I told Rick that he was a terrible culinary snob and that if he'd been a lifelong Midwesterner (like me, for example), he'd understand that catfish is one of the few truly fresh fish we can eat in the heartland. Besides, I've never known a catfish joint to be fancy.

So my expectations weren't that high when I hopped in my car, crossed the Missouri River and swung off the Northeast Antioch Road exit from Interstate 35. I somehow caught a quick glimpse of the restaurant sign in time to make a dizzying hairpin turn onto a surprisingly narrow road that leads up a hill to The Jumpin' Catfish parking lot. The building wasn't unfamiliar. It once housed a second-rate Chinese restaurant named after a cheap 1960s men's cologne. But when Hampton turned it into his third Jumpin' Catfish in 2000, he gave the place a rustic makeover, so now it looks like a cabin — the Disneyland version of a cabin, anyway. There's a big deck at the front and, inside the front door, an elaborate tableau of taxidermy, including mounted bears, deer, raccoons and squirrels in a forestlike setting.

"The owner of this restaurant is a big hunter," announced the nice white-haired lady at the hostess station, who noticed me wincing when I saw the stuffed baby doe. "The little deer died of natural causes," she explained. Natural, she said, as in hit by a trailer. "Some of the smaller animals were roadkill," she added, completely straight-faced.

"I'll bet that puts your heart at ease," said my friend Bob, who had come along for the adventure. We were escorted past a tiny salad bar — displayed in a dinghy — to a booth in the nonsmoking dining room that was tastefully decorated with framed color photographs of hunters with dead game birds or fishermen smiling in front of piles of fresh catches. The waitresses also took part in the hunting motif, wearing multipocketed fishing vests as part of their uniforms.

"I'm Serinna, and I'll be helpin' ya," announced our slightly disheveled young woman in her fishing vest. She set two bowls in the center of the table, one containing cold, creamy cole slaw and the other a mess o' generously peppered white beans, hot and soft and loaded with fat chunks of pink ham. Following that came a plastic basket of hush puppies, a quartet of little cornmeal balls that had spent too many minutes in the deep fryer — another motif of this restaurant — so that their exteriors were nearly rock-hard. I was tempted to ask for a nutcracker.

A minute later, Serinna did bring a nutcracker, but it was for the crab legs that came with my Jumpin' Catfish Platter, a high-cholesterol treasure-trove that included two deep-fried shrimp, two cornmeal-dusted curls of fried catfish, and two "stuffed" crabs that had been plunged into hot grease until they were dark-brown and barely recognizable. "The oil is dirty," Bob groused, wrinkling his nose at the overcooked crablets.

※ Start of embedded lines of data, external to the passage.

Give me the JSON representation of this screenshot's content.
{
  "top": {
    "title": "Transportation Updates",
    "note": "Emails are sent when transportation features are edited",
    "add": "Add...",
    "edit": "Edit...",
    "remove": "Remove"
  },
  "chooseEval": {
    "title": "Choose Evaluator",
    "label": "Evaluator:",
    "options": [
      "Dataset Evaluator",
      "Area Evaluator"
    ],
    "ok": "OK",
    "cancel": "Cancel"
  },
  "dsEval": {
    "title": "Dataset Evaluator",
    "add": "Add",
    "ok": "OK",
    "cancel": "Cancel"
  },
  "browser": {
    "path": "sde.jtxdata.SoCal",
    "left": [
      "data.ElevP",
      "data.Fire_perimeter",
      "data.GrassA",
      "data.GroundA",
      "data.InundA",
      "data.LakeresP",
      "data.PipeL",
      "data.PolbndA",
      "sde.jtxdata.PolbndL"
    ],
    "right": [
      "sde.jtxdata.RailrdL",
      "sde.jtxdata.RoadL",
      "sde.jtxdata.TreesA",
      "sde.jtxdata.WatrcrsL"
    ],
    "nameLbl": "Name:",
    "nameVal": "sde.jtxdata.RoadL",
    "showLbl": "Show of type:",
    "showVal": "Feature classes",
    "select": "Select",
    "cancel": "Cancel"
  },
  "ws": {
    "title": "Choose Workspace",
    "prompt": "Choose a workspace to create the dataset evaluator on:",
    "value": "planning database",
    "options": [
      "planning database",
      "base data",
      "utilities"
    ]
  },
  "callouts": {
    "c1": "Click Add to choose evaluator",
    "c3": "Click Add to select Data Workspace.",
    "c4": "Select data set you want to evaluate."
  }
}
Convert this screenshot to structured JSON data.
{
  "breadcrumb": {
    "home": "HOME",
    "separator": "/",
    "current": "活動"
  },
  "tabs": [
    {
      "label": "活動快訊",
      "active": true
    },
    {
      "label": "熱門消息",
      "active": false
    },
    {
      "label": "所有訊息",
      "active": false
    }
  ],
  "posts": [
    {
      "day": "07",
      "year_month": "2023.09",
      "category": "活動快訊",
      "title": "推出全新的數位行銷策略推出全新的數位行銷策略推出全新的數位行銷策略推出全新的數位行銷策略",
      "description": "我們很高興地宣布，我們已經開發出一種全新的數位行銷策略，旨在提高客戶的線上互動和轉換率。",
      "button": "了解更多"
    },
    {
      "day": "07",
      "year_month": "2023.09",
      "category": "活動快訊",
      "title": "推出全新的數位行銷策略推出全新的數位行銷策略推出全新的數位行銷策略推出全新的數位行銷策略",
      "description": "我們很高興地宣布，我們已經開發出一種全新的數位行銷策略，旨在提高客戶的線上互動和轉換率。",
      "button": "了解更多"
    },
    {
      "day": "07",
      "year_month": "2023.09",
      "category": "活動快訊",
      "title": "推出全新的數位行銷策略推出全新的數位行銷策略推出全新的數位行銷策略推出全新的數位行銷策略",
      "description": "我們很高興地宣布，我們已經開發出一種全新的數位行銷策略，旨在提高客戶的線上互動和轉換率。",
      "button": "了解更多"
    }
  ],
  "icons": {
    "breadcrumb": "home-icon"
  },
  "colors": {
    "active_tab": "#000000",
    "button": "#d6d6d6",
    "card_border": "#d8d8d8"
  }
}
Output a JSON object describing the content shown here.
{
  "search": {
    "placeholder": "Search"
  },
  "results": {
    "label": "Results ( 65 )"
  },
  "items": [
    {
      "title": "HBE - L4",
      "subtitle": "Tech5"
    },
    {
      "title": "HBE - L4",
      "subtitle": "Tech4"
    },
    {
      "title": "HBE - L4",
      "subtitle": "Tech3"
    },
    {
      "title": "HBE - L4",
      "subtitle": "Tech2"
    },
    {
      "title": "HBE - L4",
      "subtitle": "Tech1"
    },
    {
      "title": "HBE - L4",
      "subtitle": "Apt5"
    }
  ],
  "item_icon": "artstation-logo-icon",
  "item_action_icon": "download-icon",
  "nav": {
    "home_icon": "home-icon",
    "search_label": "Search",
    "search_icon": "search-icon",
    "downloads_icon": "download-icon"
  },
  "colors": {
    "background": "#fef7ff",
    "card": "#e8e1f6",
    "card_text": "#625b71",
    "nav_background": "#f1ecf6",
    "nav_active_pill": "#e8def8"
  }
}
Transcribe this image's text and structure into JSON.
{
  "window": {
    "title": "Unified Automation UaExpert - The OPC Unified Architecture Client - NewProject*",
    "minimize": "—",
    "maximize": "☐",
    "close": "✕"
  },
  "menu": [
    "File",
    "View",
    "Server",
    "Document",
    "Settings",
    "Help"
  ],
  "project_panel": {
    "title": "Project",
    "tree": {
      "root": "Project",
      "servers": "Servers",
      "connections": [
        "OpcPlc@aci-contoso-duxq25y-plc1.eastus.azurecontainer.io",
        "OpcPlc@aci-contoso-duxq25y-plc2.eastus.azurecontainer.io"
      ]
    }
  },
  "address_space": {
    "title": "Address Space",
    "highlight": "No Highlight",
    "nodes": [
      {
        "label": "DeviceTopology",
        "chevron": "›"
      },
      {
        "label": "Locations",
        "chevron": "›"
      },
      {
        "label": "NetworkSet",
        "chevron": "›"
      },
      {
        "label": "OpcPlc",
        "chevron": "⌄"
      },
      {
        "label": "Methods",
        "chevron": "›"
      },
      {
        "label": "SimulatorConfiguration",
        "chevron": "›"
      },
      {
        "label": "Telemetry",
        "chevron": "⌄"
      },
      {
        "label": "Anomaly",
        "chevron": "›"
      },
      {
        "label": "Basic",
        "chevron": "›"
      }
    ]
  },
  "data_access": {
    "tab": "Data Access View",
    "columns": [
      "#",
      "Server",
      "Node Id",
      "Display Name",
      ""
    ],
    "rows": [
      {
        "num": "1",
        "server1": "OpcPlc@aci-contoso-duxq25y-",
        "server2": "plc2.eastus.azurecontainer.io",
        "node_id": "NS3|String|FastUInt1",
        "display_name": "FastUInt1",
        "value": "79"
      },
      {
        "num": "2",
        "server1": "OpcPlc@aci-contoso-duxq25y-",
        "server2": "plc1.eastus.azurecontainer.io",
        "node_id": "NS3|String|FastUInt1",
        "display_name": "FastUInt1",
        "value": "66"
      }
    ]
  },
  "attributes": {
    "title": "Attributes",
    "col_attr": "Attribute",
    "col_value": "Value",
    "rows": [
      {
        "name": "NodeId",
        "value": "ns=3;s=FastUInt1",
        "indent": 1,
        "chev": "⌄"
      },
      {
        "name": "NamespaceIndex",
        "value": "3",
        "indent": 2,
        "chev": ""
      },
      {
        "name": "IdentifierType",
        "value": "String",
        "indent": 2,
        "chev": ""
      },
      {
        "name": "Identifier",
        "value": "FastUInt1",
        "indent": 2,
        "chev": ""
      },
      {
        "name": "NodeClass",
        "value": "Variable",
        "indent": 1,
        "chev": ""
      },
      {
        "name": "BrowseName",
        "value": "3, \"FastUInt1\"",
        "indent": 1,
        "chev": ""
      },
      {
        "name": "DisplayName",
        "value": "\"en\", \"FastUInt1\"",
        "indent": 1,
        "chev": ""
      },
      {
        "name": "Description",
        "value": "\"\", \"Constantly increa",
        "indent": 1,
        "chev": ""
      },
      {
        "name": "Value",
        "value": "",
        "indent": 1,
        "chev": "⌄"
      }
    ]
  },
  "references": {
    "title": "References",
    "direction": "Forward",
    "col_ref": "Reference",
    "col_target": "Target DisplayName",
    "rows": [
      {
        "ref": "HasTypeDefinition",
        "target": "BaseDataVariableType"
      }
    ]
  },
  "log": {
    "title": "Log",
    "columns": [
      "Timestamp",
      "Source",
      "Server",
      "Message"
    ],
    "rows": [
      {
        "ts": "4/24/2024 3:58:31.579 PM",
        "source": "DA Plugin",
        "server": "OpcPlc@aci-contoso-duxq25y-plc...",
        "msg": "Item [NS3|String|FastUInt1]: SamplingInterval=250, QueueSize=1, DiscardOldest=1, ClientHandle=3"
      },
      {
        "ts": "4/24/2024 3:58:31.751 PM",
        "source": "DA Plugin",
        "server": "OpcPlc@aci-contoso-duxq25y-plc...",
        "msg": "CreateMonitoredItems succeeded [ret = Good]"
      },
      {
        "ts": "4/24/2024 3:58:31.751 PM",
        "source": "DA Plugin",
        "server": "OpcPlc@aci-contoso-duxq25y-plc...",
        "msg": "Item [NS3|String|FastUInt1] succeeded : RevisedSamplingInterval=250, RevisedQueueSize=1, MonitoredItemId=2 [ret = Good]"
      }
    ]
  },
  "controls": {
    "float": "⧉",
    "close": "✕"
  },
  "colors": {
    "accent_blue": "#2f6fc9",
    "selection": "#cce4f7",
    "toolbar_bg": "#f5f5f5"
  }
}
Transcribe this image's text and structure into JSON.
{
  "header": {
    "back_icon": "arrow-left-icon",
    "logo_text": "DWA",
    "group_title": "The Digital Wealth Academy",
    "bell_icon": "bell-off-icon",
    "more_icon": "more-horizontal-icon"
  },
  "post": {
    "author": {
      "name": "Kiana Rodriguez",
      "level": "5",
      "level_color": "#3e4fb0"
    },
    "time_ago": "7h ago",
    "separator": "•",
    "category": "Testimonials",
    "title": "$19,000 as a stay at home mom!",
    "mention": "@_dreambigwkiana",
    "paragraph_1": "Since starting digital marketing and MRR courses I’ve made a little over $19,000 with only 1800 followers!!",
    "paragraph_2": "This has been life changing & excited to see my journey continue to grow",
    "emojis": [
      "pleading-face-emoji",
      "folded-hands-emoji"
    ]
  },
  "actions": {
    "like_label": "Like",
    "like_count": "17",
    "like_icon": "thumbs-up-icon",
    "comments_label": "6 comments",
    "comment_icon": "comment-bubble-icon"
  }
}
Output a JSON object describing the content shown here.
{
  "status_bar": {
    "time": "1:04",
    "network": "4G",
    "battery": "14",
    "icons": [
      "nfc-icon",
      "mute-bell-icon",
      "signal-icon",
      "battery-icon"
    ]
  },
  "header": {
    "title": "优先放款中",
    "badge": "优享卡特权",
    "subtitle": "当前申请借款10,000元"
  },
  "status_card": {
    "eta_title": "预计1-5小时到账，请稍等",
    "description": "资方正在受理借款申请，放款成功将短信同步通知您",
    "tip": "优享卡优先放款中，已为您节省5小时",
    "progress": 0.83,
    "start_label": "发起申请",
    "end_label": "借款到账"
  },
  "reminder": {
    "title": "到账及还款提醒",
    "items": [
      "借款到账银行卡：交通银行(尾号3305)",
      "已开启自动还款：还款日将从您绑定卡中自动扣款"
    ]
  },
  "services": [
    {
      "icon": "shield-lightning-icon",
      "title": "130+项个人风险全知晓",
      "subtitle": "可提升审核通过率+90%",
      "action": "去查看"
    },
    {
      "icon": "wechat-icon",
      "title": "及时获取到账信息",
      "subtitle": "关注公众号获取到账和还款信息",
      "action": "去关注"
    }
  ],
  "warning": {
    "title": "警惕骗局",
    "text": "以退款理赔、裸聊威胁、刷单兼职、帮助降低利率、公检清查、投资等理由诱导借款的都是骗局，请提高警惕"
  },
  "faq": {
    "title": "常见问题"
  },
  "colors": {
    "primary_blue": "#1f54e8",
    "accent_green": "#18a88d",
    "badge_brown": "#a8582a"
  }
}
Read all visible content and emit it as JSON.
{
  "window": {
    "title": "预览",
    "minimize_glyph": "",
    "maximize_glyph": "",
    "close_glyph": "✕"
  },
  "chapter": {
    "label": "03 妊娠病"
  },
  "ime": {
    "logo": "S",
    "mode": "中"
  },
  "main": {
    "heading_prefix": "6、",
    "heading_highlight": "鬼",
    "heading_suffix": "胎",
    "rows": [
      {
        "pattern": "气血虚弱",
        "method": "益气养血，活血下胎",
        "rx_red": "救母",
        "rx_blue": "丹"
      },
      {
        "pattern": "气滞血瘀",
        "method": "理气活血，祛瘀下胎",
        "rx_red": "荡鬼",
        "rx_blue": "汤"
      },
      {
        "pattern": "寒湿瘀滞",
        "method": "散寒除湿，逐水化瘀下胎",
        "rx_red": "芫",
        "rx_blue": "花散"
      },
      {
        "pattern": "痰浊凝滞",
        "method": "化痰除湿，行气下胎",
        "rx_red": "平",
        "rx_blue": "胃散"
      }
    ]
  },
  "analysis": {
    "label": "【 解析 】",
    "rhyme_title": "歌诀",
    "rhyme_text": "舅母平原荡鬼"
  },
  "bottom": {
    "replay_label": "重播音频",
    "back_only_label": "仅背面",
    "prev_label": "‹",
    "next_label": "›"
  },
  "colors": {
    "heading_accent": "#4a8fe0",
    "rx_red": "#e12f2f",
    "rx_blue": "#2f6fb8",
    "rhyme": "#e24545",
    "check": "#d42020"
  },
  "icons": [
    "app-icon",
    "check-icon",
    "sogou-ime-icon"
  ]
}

He gave only faint praise to his plate of Southern fried chicken because the bird's crunchy battered surface was also a shade over-fried. But we agreed that it was a plump, moist breast underneath that greasy exterior. The fried potato wedges were also pretty dark but pretty tasty, too.

I'm not putting down deep-fried food. I'll eat just about anything fried in grease if it's prepared correctly. That's why I promised Jason and Jennifer that I was taking them to fried-food paradise when we went to The Jumpin' Catfish for lunch a couple of days later. They're both young and healthy, so they were excited by the prospect of such a decadent midday meal. Once again, Serinna carried in bowls of beans and slaw. Jason thought it was weird to be served side dishes as an appetizer, but weirdness rules at The Jumpin' Catfish. I mean, where else can you get a single fried frog leg as a starter? Jason and I split it, agreeing that it had a lovely, crackly crust and didn't really taste like chicken — it tasted like frog. "But soft, meaty and juicy frog," Jason said.